Meeting in Paris, Merkel and Sarkozy sought to address the challenge that has long bedeviled the 17 countries that share the euro. Although they use the same currency, they have lacked common oversight of tax and spending policies, leaving much of the continent vulnerable to the fiscal failures of individual nations.
The pair proposed that countries harmonize their tax policies, adopt a new tax on financial transactions and commit to balancing their budgets, as well as set up an economic council of national leaders that would meet at least twice a year. But the post-meeting news conference did little to cheer U.S. and euro-zone stock markets, which were down after the poor German growth report.
The abrupt slowdown in Europe’s largest economy comes at a time when Germany is expected to fund a major portion of the emergency loans extended to struggling neighbors such as Greece, Ireland and Portugal. Germany’s contribution is unpopular at home, and the new economic troubles could make it hard for politicians to sell any additional bailouts if Europe’s debt crisis worsens.
The new figures call into question whether Germany can remain the economic engine that officials in the United States and elsewhere have been counting on to power Europe’s recovery. Amid recent signs that the U.S. recovery is flagging, the news that Germany grew only 0.1 percent during the second quarter is an especially grim development for the world’s economy.

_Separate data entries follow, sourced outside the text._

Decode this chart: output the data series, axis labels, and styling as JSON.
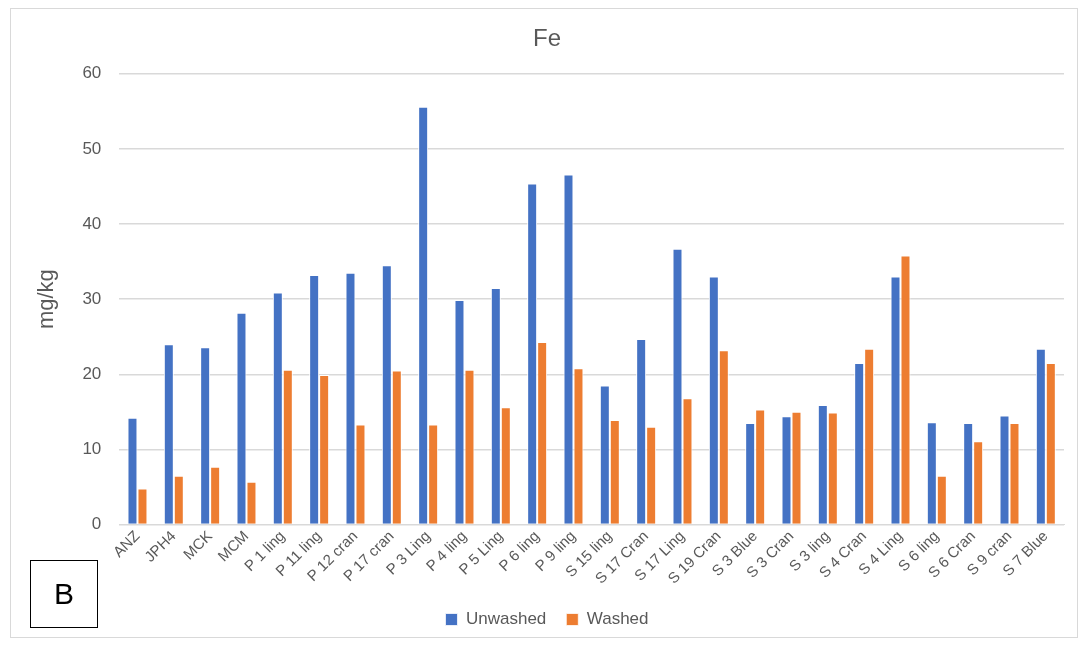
{
  "chart_data": {
    "type": "bar",
    "title": "Fe",
    "ylabel": "mg/kg",
    "categories": [
      "ANZ",
      "JPH4",
      "MCK",
      "MCM",
      "P 1 ling",
      "P 11 ling",
      "P 12 cran",
      "P 17 cran",
      "P 3 Ling",
      "P 4 ling",
      "P 5 Ling",
      "P 6 ling",
      "P 9 ling",
      "S 15 ling",
      "S 17 Cran",
      "S 17 Ling",
      "S 19 Cran",
      "S 3 Blue",
      "S 3 Cran",
      "S 3 ling",
      "S 4 Cran",
      "S 4 Ling",
      "S 6 ling",
      "S 6 Cran",
      "S 9 cran",
      "S 7 Blue"
    ],
    "series": [
      {
        "name": "Unwashed",
        "color": "#4472c4",
        "values": [
          14.2,
          24.0,
          23.6,
          28.2,
          30.9,
          33.2,
          33.5,
          34.5,
          55.6,
          29.9,
          31.5,
          45.4,
          46.6,
          18.5,
          24.7,
          36.7,
          33.0,
          13.5,
          14.4,
          15.9,
          21.5,
          33.0,
          13.6,
          13.5,
          14.5,
          23.4
        ]
      },
      {
        "name": "Washed",
        "color": "#ed7d31",
        "values": [
          4.8,
          6.5,
          7.7,
          5.7,
          20.6,
          19.9,
          13.3,
          20.5,
          13.3,
          20.6,
          15.6,
          24.3,
          20.8,
          13.9,
          13.0,
          16.8,
          23.2,
          15.3,
          15.0,
          14.9,
          23.4,
          35.8,
          6.5,
          11.1,
          13.5,
          21.5
        ]
      }
    ],
    "ylim": [
      0,
      60
    ],
    "yticks": [
      0,
      10,
      20,
      30,
      40,
      50,
      60
    ],
    "grid": "y",
    "legend": "bottom",
    "annotations": [
      "B"
    ]
  }
}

The German economy had bounced back from the recent global recession, looking — in the words of one analyst in Berlin — “like a swimmer in a neoprene suit.” But that strong growth, about 3.5 percent last year, was largely the result of a post-recession export boom that economists did not consider sustainable. The reality is more sobering: weak domestic consumption, stagnant wages, an aging population and underlying growth — estimated at barely more than 1 percent annually — that looks little different from that of anemic neighbors such as Italy and Spain.
“Trend growth is not that high,” said Thomas Mayer, chief economist for Deutsche Bank. “It would have been false to think that Germany would turn into a locomotive for Europe. That is not a viable proposition.”
According to a release from the Federal Statistical Office of Germany, flagging investment and household consumption were behind the slowdown — particularly disappointing for those, including U.S. officials, who have urged Germany to stoke local demand. The figures for June 2010 to this past June were more encouraging, showing that Germany grew 2.8 percent. But even that represented a decline.
Also discouraging were new figures released Tuesday for the entire region that uses the euro. Growth for the second quarter was only 0.2 percent, reflecting government austerity programs and slowing global economic activity.
The poor German showing is the latest in a spate of downbeat news for Europe. France, the euro zone’s second-largest economy, reported last week that it had essentially stagnated. And recent moves by European leaders to craft an expanded bailout for Greece, along with other steps to show they would defend the currency, were quickly discounted by the markets.
Although the crisis in Europe is ostensibly driven by high levels of government debt and annual deficits, it is also rooted in slow growth, with nations such as Italy and Spain struggling to expand fast enough that their tax base keeps up with their commitments to citizens and bondholders.
Germany’s growth in the past few years offered an example to weaker economies. A decade ago, the nation was one of Europe’s laggards, with exorbitant wages, expensive social commitments and the challenge of absorbing the former East Germany. In the euro’s early years, Germany violated the euro-zone requirement that countries keep their annual deficits below 3 percent of annual economic output.
But Germany revised its labor and tax rules to become globally competitive. Its stable of large multinationals benefited as China and other fast-growing developing nations snapped up German capital goods and high-end products.
Figures released last week, however, showed that German exports in June were down significantly from the month before and manufacturing dropped to its lowest level since October 2009.
In a country that has been spared the riots and demonstrations of Greece and Spain, the slowdown may reinforce a public sentiment — reflected in some opinion polls — that Germany should go no further in risking its own financial health to help its weaker neighbors.
At their meeting, Merkel and Sarkozy, whose countries account for about half the euro zone’s economic output, spoke of a unified response. In a joint statement, they called for what Sarkozy termed “a true economic government for the euro zone,” including a council of leaders from the 17 member countries that would meet at least twice a year.
Compared with some of the more dramatic steps that European officials have taken to address the debt crisis, such as establishing a trillion-dollar bailout fund last year, the proposals offered Tuesday were more evolutionary, Merkel said. By bringing the economic and social policies of the euro nations into sync, the region could “regain confidence step by step,” she said.
The proposals were short on details, and some analysts said they had heard similar ideas before. Over the years, European leaders, particularly from Germany, have offered various ways to control euro-zone spending, but to little effect. National parliaments would still have to approve the proposed measures, such as constitutional amendments to require a balanced budget, and governments would still have to live up to them.
“They have not given any details on what they feel economic governance should look like,” said Daniela Schwarzer, an expert on European integration at the German Institute for International and Security Affairs. And if the new economic council meetings amounted to no more than the latest in a long series of summits, she said, “that is nothing substantially new.”